あなたに出逢うために
あなたを捜し求めて
私はこの京に来たんだと思う
こんな結末は、許せない
絶対にあなたを救け出す
この時空の中を潜り抜けて
必ずあなたの夢の叶う未来へ
連れて行ってあげるから
*あなたの夢を護らせて*
「……ぞみ? 望美?」
ハッ、と我に返る。目の前には……。
「……九郎、さん? ほ、本物!?」
「はぁ? お前、大丈夫か?」
怪訝な表情で私を覗き込む、その端正な顔立ちは紛れもなく──源九郎義経、その人。私が駆け抜けた時空の中で、気づかぬうちに一番大切な存在になっていた男性。
源義経、といえば。私の知識の範囲では、悲劇のヒーローなんだと思っていた。兄を慕い、尽くした結果、裏切られ、追い詰められ、死を迎える。
私の中では、更に静御前……だったっけ? 彼女とのロマンスも、強く印象に残っていたものだけど。
こっちの九郎さんときたら。恋愛のレの字もないようなヒトで。確かに女性に対する気配りとかはあるんだろうけど、不器用な人だと……思った。
すぐに思ったこと口に出しちゃうし(私もだけど)。言ってから、後悔してるし(私もだけど)。
そう。私と、似てるのかもしれない。
意地っ張りね、と朔は笑う。どう見ても2人ともお互いに意識し合ってるのに、口を開くと言い争ってばかりじゃないか、と。

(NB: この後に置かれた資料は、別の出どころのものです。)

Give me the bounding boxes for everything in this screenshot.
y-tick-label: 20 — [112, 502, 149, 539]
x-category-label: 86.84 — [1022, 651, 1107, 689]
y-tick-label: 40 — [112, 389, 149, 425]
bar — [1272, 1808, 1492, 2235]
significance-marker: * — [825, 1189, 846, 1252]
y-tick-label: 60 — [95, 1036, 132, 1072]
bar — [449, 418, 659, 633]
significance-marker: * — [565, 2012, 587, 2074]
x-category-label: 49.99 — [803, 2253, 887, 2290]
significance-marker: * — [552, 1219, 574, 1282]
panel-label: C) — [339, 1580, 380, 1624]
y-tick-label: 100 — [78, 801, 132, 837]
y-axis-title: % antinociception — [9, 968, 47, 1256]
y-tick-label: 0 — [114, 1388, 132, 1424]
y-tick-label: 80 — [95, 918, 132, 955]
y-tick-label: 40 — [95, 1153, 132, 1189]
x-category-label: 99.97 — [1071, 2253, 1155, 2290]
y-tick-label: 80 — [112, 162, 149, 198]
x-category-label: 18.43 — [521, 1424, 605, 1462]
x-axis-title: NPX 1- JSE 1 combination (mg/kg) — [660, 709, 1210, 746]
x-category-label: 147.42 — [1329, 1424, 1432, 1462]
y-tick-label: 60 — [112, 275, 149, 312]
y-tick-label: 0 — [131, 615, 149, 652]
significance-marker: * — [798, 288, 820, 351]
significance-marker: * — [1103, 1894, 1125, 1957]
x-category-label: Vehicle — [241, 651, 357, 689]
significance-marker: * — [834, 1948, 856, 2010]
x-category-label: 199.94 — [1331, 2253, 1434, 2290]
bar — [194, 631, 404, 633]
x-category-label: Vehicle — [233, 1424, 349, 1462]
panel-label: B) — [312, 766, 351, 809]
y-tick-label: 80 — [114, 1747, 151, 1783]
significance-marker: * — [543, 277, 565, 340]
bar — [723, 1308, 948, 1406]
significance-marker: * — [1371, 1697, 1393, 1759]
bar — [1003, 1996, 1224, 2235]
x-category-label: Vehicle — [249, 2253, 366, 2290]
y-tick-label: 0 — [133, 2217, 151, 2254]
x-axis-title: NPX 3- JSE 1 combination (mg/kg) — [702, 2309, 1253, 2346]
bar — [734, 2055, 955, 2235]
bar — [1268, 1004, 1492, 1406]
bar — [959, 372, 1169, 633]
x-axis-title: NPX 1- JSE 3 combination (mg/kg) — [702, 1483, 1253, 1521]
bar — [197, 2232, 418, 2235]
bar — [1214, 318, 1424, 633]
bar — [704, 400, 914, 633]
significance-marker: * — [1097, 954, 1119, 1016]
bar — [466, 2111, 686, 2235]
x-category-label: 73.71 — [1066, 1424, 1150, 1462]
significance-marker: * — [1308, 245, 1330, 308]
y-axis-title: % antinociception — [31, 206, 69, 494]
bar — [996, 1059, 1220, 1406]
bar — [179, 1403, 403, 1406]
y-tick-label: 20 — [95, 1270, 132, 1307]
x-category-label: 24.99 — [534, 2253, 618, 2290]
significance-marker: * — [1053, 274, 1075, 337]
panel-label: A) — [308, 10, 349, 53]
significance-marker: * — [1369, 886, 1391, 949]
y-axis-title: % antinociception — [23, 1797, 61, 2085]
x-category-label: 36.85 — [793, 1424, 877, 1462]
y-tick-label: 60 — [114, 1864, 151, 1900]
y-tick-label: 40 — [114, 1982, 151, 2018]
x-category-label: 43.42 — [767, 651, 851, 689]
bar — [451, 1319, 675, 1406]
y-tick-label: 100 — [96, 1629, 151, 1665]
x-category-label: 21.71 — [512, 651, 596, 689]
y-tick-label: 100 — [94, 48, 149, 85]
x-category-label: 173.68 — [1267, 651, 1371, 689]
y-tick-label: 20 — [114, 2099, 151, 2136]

初めは、認めたくなかった。こんな人、何とも思ってないと……許婚だなんて、フリでも冗談じゃない! なんて思ってた。
でも、気づくと目で追ってしまう。
無造作に結い上げた、陽に透ける明るい髪も。一瞬、ほうっと見惚れてしまう程の端正な顔立ちも。ぶっきらぼうだけど、優しいその心も。たまに見せてくれる、お日様みたいな全開の笑顔も。
──気づいたら、好きになっていた。
失ってしまう運命なんて
見たくなかった
変えたくて
何度も
何度も
時空を超えた
九郎さんを失わずに済む未来には、簡単には辿り着けない。もう何度、運命の上書きを繰り返したのだろう?
私を庇って逝ってしまったあなた。頼朝の罠にかかり、処刑されてしまったあなた。
どうしたら、あなたを護り通すことが出来るんだろう……?
「おい、望美? ……泣いてるのか?」
「……へっ?」
気が付くと、至近距離に九郎さんの顔があって。いつの間にか零れ落ちてきた私の涙を、指で掬い取ってくれた。
「何か、あったのか?」
「九郎……さん」
「俺には話しづらいか?」
「九郎さんっ、九郎さん……」
ポロポロと、涙が止まらなくなる。
ここにいる九郎さんは、確かに生きていて。私の前に存在していて。こうして私を心配してくれていて、
「死なないで……。私の前から、いなくならないでっ」
やっと伝えたその言葉は、悲壮感の漂った重い言葉になってしまう。
「本当にどうしたんだ、望美? お前、おかしいぞ?」
「うん。分かってる。でも、でもね、私、」
「俺は死なない。いや、死ねない。お前を残して逝くことなんて、出来ないからな」
「……っ!!」
同じ、だね。私の前から消えてしまった、時空の狭間のあなたも……私にそう言ってくれた。約束は守られなかったけれど、今と同じ表情をして微笑ってくれた。
「連れて行ってくれるんだろう? お前の世界へ。見せてくれるんだろう……?」
「うん。絶対に、連れて行ってあげる……」
何度、死なない、という約束が破られたとしても。私が、必ずあなたを護ってみせる。
あなたの夢を叶えてあげたいから。何よりも、あなたと共に歩く未来が欲しいから。
「もう、泣くな。お前には、前を向いてずっと笑っていて欲しいんだ」
涙の痕に、優しく口づけて……。
私の大好きな向日葵みたいな笑顔を、私に向けてくれた。
今度こそ。
変えてみせる。
九郎さんの運命を。
私とあなたが笑って歩いていける未来を……。